Blackberryandcherry · 13/03/2026 14:42

Thank you for replying! It’s really difficult isn’t it.

I think because my tone and delivery is poor it just doesn’t lend itself to someone listening. I’ll often find myself in a situation where I’ll say something, no one listens, and then someone else will say the same thing a bit later on.

My mum is the same as your sister and will happily talk in a monologue for hours on end about minute details that I’d never even think to bring up.

I have considered some sort of speech or language coaching, as I do also have a quiet voice which I don’t think helps either.

Ha! Yes, definitely recognise the problem with tone and delivery. I'm softly spoken too, with a rather flat tone. At the root of it, it's a lack of confidence really - expecting people not to be interested, or bored, or apathetic so as soon as we see the 'signs' that our story is not hitting the mark, rather than pushing through regardless, we withdraw and retreat. More successful conversationalist won't even notice their audience reaction - they have something they want to share, so share they will!
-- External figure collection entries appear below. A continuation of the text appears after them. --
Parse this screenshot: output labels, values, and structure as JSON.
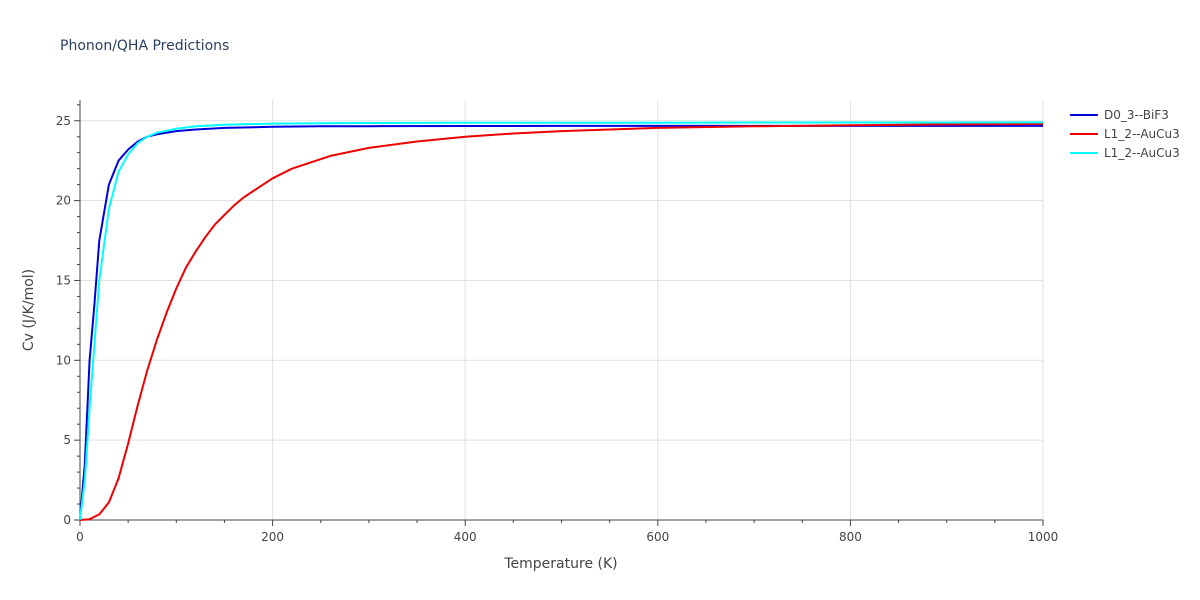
{
  "chart_data": {
    "type": "line",
    "title": "Phonon/QHA Predictions",
    "xlabel": "Temperature (K)",
    "ylabel": "Cv (J/K/mol)",
    "xlim": [
      0,
      1000
    ],
    "ylim": [
      0,
      26.3
    ],
    "x_ticks": [
      0,
      200,
      400,
      600,
      800,
      1000
    ],
    "y_ticks": [
      0,
      5,
      10,
      15,
      20,
      25
    ],
    "x_minor_ticks": [
      50,
      100,
      150,
      250,
      300,
      350,
      450,
      500,
      550,
      650,
      700,
      750,
      850,
      900,
      950
    ],
    "y_minor_ticks": [
      1,
      2,
      3,
      4,
      6,
      7,
      8,
      9,
      11,
      12,
      13,
      14,
      16,
      17,
      18,
      19,
      21,
      22,
      23,
      24,
      26
    ],
    "grid": true,
    "legend_position": "top-right",
    "series": [
      {
        "name": "D0_3--BiF3",
        "color": "#0000dd",
        "x": [
          0,
          5,
          10,
          15,
          20,
          30,
          40,
          50,
          60,
          70,
          80,
          100,
          120,
          150,
          200,
          250,
          300,
          400,
          500,
          600,
          700,
          800,
          900,
          1000
        ],
        "y": [
          0,
          3.5,
          10.0,
          13.5,
          17.5,
          21.0,
          22.5,
          23.2,
          23.7,
          24.0,
          24.15,
          24.35,
          24.45,
          24.55,
          24.62,
          24.65,
          24.66,
          24.67,
          24.68,
          24.68,
          24.68,
          24.68,
          24.68,
          24.68
        ]
      },
      {
        "name": "L1_2--AuCu3",
        "color": "#ee0000",
        "x": [
          0,
          10,
          20,
          30,
          40,
          50,
          60,
          70,
          80,
          90,
          100,
          110,
          120,
          130,
          140,
          150,
          160,
          170,
          180,
          200,
          220,
          240,
          260,
          300,
          350,
          400,
          450,
          500,
          600,
          700,
          800,
          900,
          1000
        ],
        "y": [
          0,
          0.05,
          0.35,
          1.1,
          2.6,
          4.8,
          7.2,
          9.4,
          11.3,
          13.0,
          14.5,
          15.8,
          16.8,
          17.7,
          18.5,
          19.1,
          19.7,
          20.2,
          20.6,
          21.4,
          22.0,
          22.4,
          22.8,
          23.3,
          23.7,
          24.0,
          24.2,
          24.35,
          24.55,
          24.65,
          24.72,
          24.77,
          24.8
        ]
      },
      {
        "name": "L1_2--AuCu3",
        "color": "#00ffff",
        "x": [
          0,
          5,
          10,
          15,
          20,
          30,
          40,
          50,
          60,
          70,
          80,
          100,
          120,
          150,
          200,
          250,
          300,
          400,
          500,
          600,
          700,
          800,
          900,
          1000
        ],
        "y": [
          0,
          2.5,
          7.0,
          11.0,
          15.0,
          19.5,
          21.8,
          22.9,
          23.6,
          24.0,
          24.25,
          24.5,
          24.65,
          24.75,
          24.82,
          24.85,
          24.86,
          24.87,
          24.88,
          24.88,
          24.89,
          24.89,
          24.89,
          24.9
        ]
      }
    ]
  }
}
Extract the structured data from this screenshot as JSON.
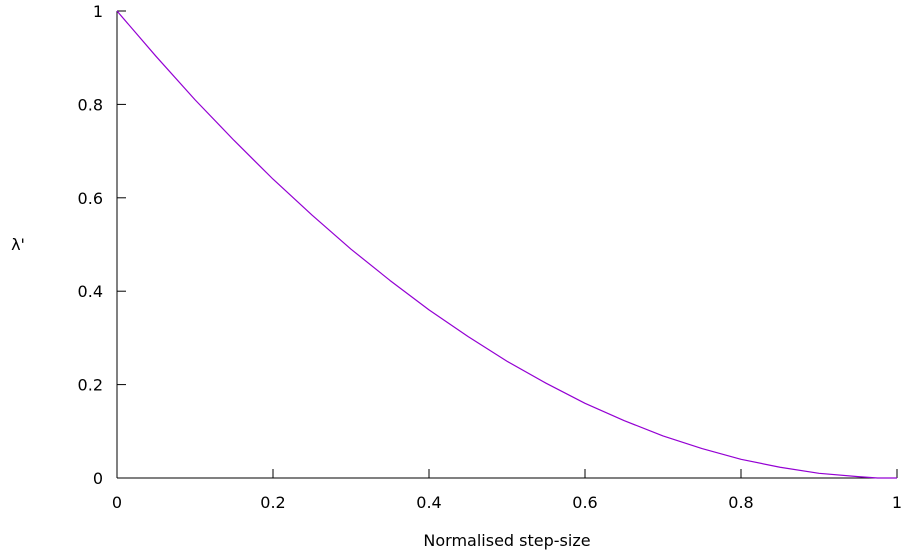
{
  "chart_data": {
    "type": "line",
    "title": "",
    "xlabel": "Normalised step-size",
    "ylabel": "λ'",
    "xlim": [
      0,
      1
    ],
    "ylim": [
      0,
      1
    ],
    "x_ticks": [
      0,
      0.2,
      0.4,
      0.6,
      0.8,
      1
    ],
    "x_tick_labels": [
      "0",
      "0.2",
      "0.4",
      "0.6",
      "0.8",
      "1"
    ],
    "y_ticks": [
      0,
      0.2,
      0.4,
      0.6,
      0.8,
      1
    ],
    "y_tick_labels": [
      "0",
      "0.2",
      "0.4",
      "0.6",
      "0.8",
      "1"
    ],
    "grid": false,
    "legend": "none",
    "series": [
      {
        "color": "#9400d3",
        "x": [
          0,
          0.05,
          0.1,
          0.15,
          0.2,
          0.25,
          0.3,
          0.35,
          0.4,
          0.45,
          0.5,
          0.55,
          0.6,
          0.65,
          0.7,
          0.75,
          0.8,
          0.85,
          0.9,
          0.95,
          0.975,
          1
        ],
        "y": [
          1,
          0.903,
          0.81,
          0.723,
          0.64,
          0.563,
          0.49,
          0.423,
          0.36,
          0.303,
          0.25,
          0.203,
          0.16,
          0.123,
          0.09,
          0.063,
          0.04,
          0.023,
          0.01,
          0.003,
          0.0,
          0.0
        ]
      }
    ]
  }
}
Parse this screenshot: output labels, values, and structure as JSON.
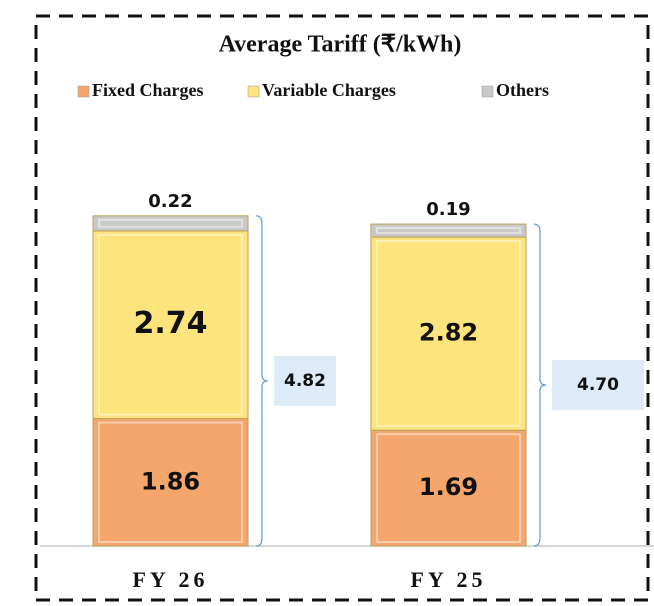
{
  "chart_data": {
    "type": "stacked-bar",
    "title": "Average Tariff (₹/kWh)",
    "categories": [
      "FY 26",
      "FY 25"
    ],
    "series": [
      {
        "name": "Fixed Charges",
        "color": "#f4a66c",
        "values": [
          1.86,
          1.69
        ]
      },
      {
        "name": "Variable Charges",
        "color": "#fde47c",
        "values": [
          2.74,
          2.82
        ]
      },
      {
        "name": "Others",
        "color": "#c9c9c9",
        "values": [
          0.22,
          0.19
        ]
      }
    ],
    "totals": {
      "values": [
        4.82,
        4.7
      ],
      "value_labels": [
        "4.82",
        "4.70"
      ]
    }
  }
}
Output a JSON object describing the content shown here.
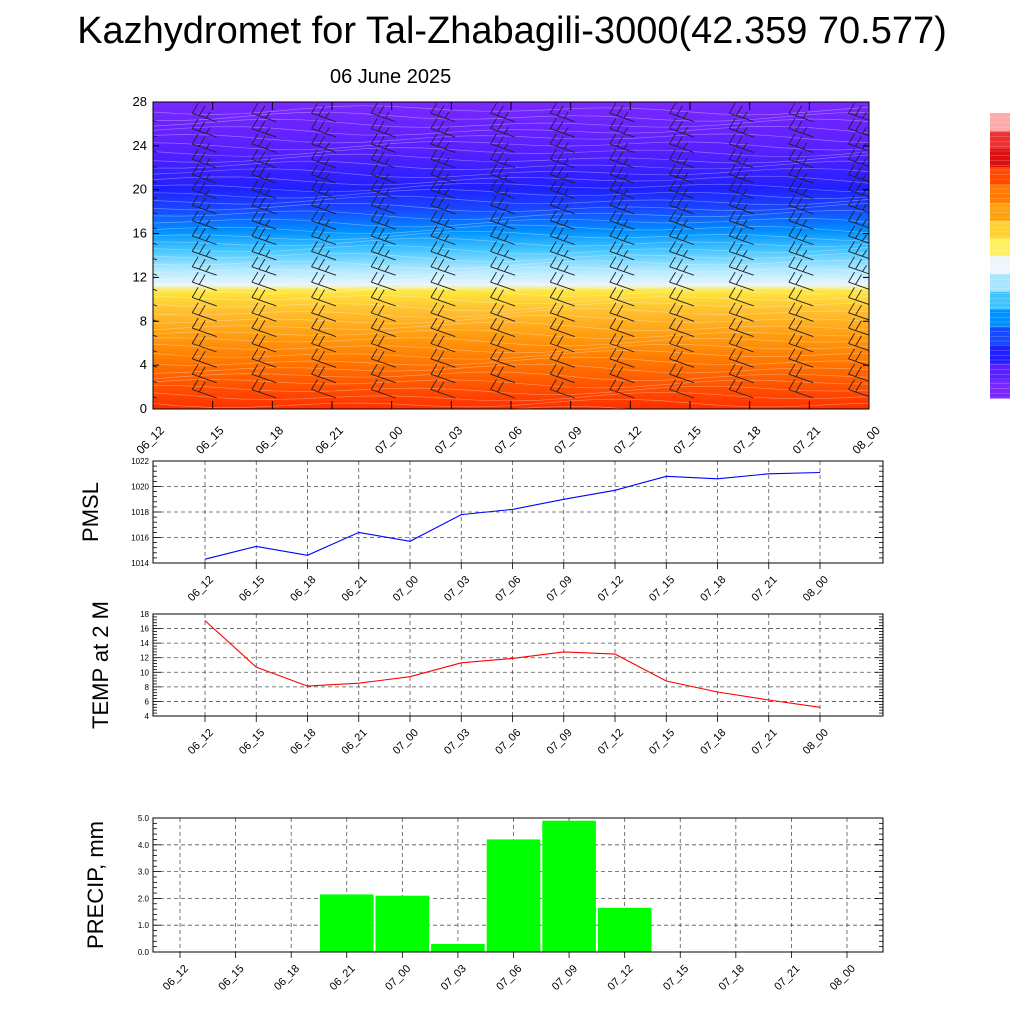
{
  "header": {
    "title": "Kazhydromet for Tal-Zhabagili-3000(42.359 70.577)",
    "date": "06 June 2025"
  },
  "time_labels": [
    "06_12",
    "06_15",
    "06_18",
    "06_21",
    "07_00",
    "07_03",
    "07_06",
    "07_09",
    "07_12",
    "07_15",
    "07_18",
    "07_21",
    "08_00"
  ],
  "chart_data": [
    {
      "type": "heatmap",
      "title": "",
      "xlabel": "",
      "ylabel": "",
      "x": [
        "06_12",
        "06_15",
        "06_18",
        "06_21",
        "07_00",
        "07_03",
        "07_06",
        "07_09",
        "07_12",
        "07_15",
        "07_18",
        "07_21",
        "08_00"
      ],
      "ylim": [
        0,
        28
      ],
      "yticks": [
        0,
        4,
        8,
        12,
        16,
        20,
        24,
        28
      ],
      "colormap": [
        "#ff3000",
        "#ff5500",
        "#ff7a00",
        "#ff9d10",
        "#ffc030",
        "#ffe840",
        "#e8f6ff",
        "#a8e6ff",
        "#40c4ff",
        "#0090ff",
        "#1848ff",
        "#2020ff",
        "#5a20ff",
        "#7a28ff"
      ],
      "colorbar_colors": [
        "#7a28ff",
        "#5a20ff",
        "#2020ff",
        "#1848ff",
        "#0090ff",
        "#40c4ff",
        "#a8e6ff",
        "#f0f6ff",
        "#fff060",
        "#ffd030",
        "#ffa010",
        "#ff7a00",
        "#ff4a00",
        "#dd1010",
        "#ee3030",
        "#ffaaaa"
      ],
      "overlay": "wind barbs"
    },
    {
      "type": "line",
      "ylabel": "PMSL",
      "x": [
        "06_12",
        "06_15",
        "06_18",
        "06_21",
        "07_00",
        "07_03",
        "07_06",
        "07_09",
        "07_12",
        "07_15",
        "07_18",
        "07_21",
        "08_00"
      ],
      "series": [
        {
          "values": [
            1014.3,
            1015.3,
            1014.6,
            1016.4,
            1015.7,
            1017.8,
            1018.2,
            1019.0,
            1019.7,
            1020.8,
            1020.6,
            1021.0,
            1021.1
          ],
          "color": "#0000ff"
        }
      ],
      "ylim": [
        1014,
        1022
      ],
      "yticks": [
        1014,
        1016,
        1018,
        1020,
        1022
      ],
      "grid": true
    },
    {
      "type": "line",
      "ylabel": "TEMP at 2 M",
      "x": [
        "06_12",
        "06_15",
        "06_18",
        "06_21",
        "07_00",
        "07_03",
        "07_06",
        "07_09",
        "07_12",
        "07_15",
        "07_18",
        "07_21",
        "08_00"
      ],
      "series": [
        {
          "values": [
            17.1,
            10.7,
            8.1,
            8.5,
            9.4,
            11.3,
            11.9,
            12.8,
            12.5,
            8.8,
            7.3,
            6.2,
            5.2
          ],
          "color": "#ff0000"
        }
      ],
      "ylim": [
        4,
        18
      ],
      "yticks": [
        4,
        6,
        8,
        10,
        12,
        14,
        16,
        18
      ],
      "grid": true
    },
    {
      "type": "bar",
      "ylabel": "PRECIP, mm",
      "x": [
        "06_12",
        "06_15",
        "06_18",
        "06_21",
        "07_00",
        "07_03",
        "07_06",
        "07_09",
        "07_12",
        "07_15",
        "07_18",
        "07_21",
        "08_00"
      ],
      "values": [
        0,
        0,
        0,
        2.15,
        2.1,
        0.3,
        4.2,
        4.9,
        1.65,
        0,
        0,
        0,
        0
      ],
      "color": "#00ff00",
      "ylim": [
        0,
        5
      ],
      "yticks": [
        "0.0",
        "1.0",
        "2.0",
        "3.0",
        "4.0",
        "5.0"
      ],
      "grid": true
    }
  ]
}
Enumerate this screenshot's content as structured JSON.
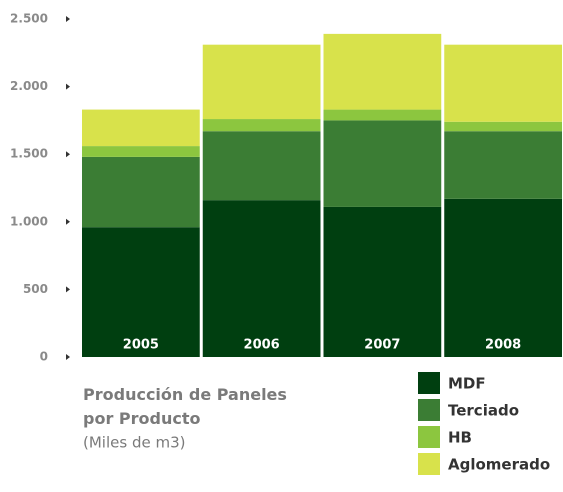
{
  "chart_data": {
    "type": "stacked_bar",
    "title": "Producción de Paneles por Producto",
    "subtitle": "(Miles de m3)",
    "categories": [
      "2005",
      "2006",
      "2007",
      "2008"
    ],
    "series": [
      {
        "name": "MDF",
        "color": "#003f10",
        "values": [
          960,
          1160,
          1110,
          1170
        ]
      },
      {
        "name": "Terciado",
        "color": "#3b7d34",
        "values": [
          520,
          510,
          640,
          500
        ]
      },
      {
        "name": "HB",
        "color": "#8cc63f",
        "values": [
          80,
          90,
          80,
          70
        ]
      },
      {
        "name": "Aglomerado",
        "color": "#d8e24b",
        "values": [
          270,
          550,
          560,
          570
        ]
      }
    ],
    "ylim": [
      0,
      2500
    ],
    "yticks": [
      0,
      500,
      {
        "value": 1000,
        "label": "1.000"
      },
      {
        "value": 1500,
        "label": "1.500"
      },
      {
        "value": 2000,
        "label": "2.000"
      },
      {
        "value": 2500,
        "label": "2.500"
      }
    ],
    "legend": "bottom-right"
  }
}
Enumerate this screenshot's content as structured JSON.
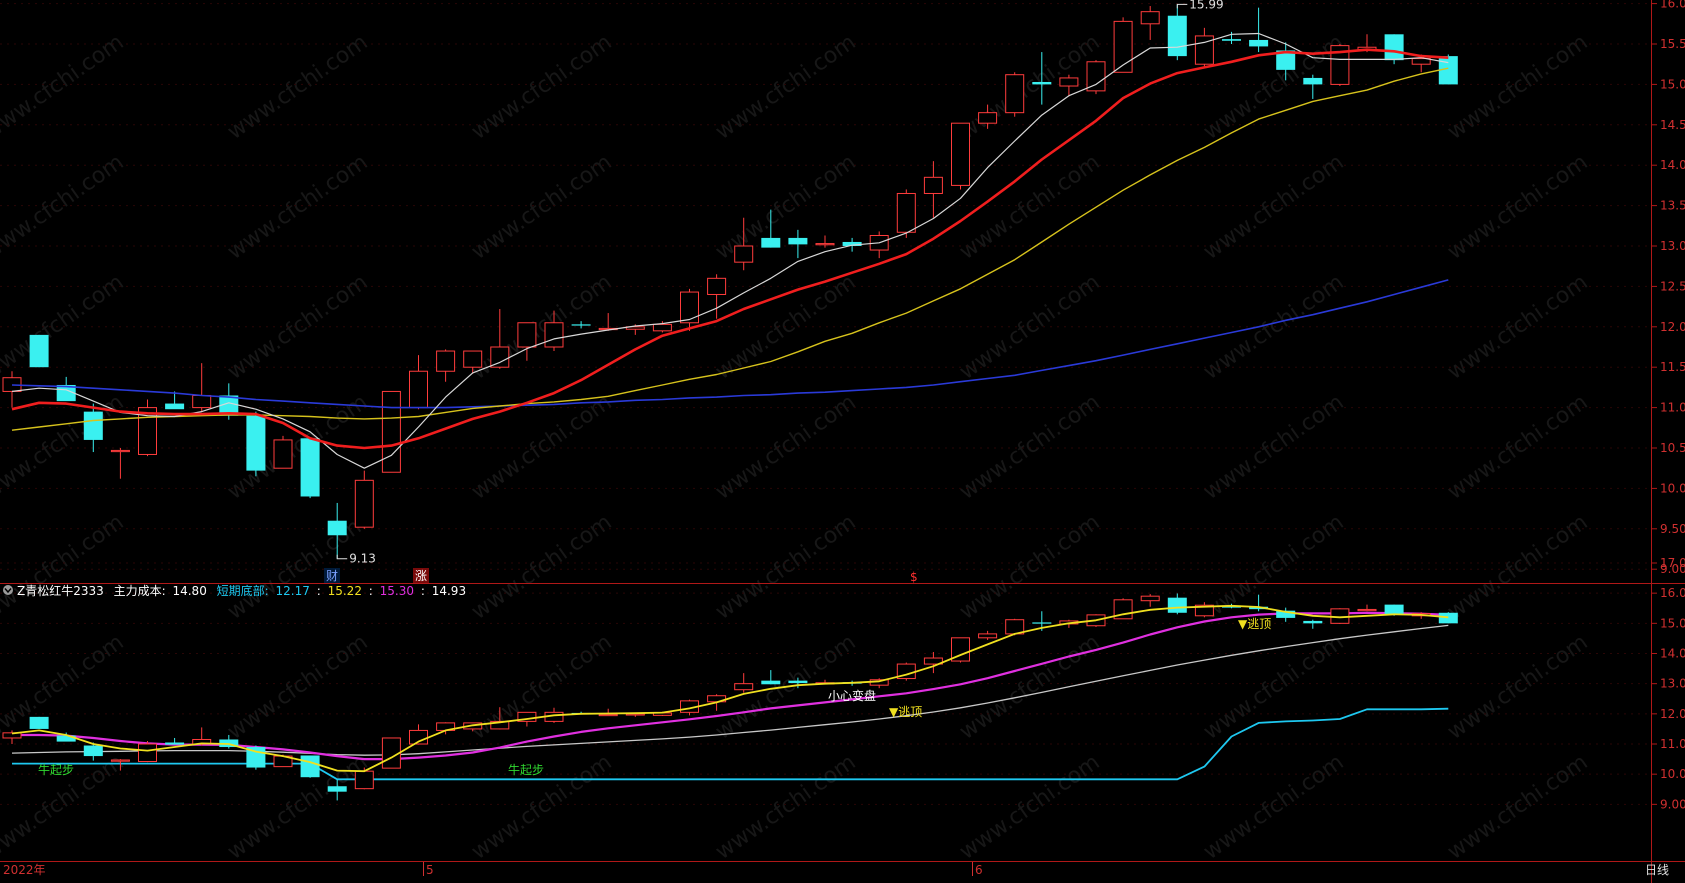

Blackberryandcherry · 13/03/2026 18:20

JunkYardBlues · 13/03/2026 15:30

Ha! Yes, definitely recognise the problem with tone and delivery. I'm softly spoken too, with a rather flat tone. At the root of it, it's a lack of confidence really - expecting people not to be interested, or bored, or apathetic so as soon as we see the 'signs' that our story is not hitting the mark, rather than pushing through regardless, we withdraw and retreat. More successful conversationalist won't even notice their audience reaction - they have something they want to share, so share they will!

You sound exactly like me!

The more I pick up on lack of interest or boredom the flatter I can feel my voice becoming too.

It’s interesting that your sister is so different though as I can see some of my own speech patterns in my sister.

I wonder how we resolve it, does it bother you to a point you want to do something about it?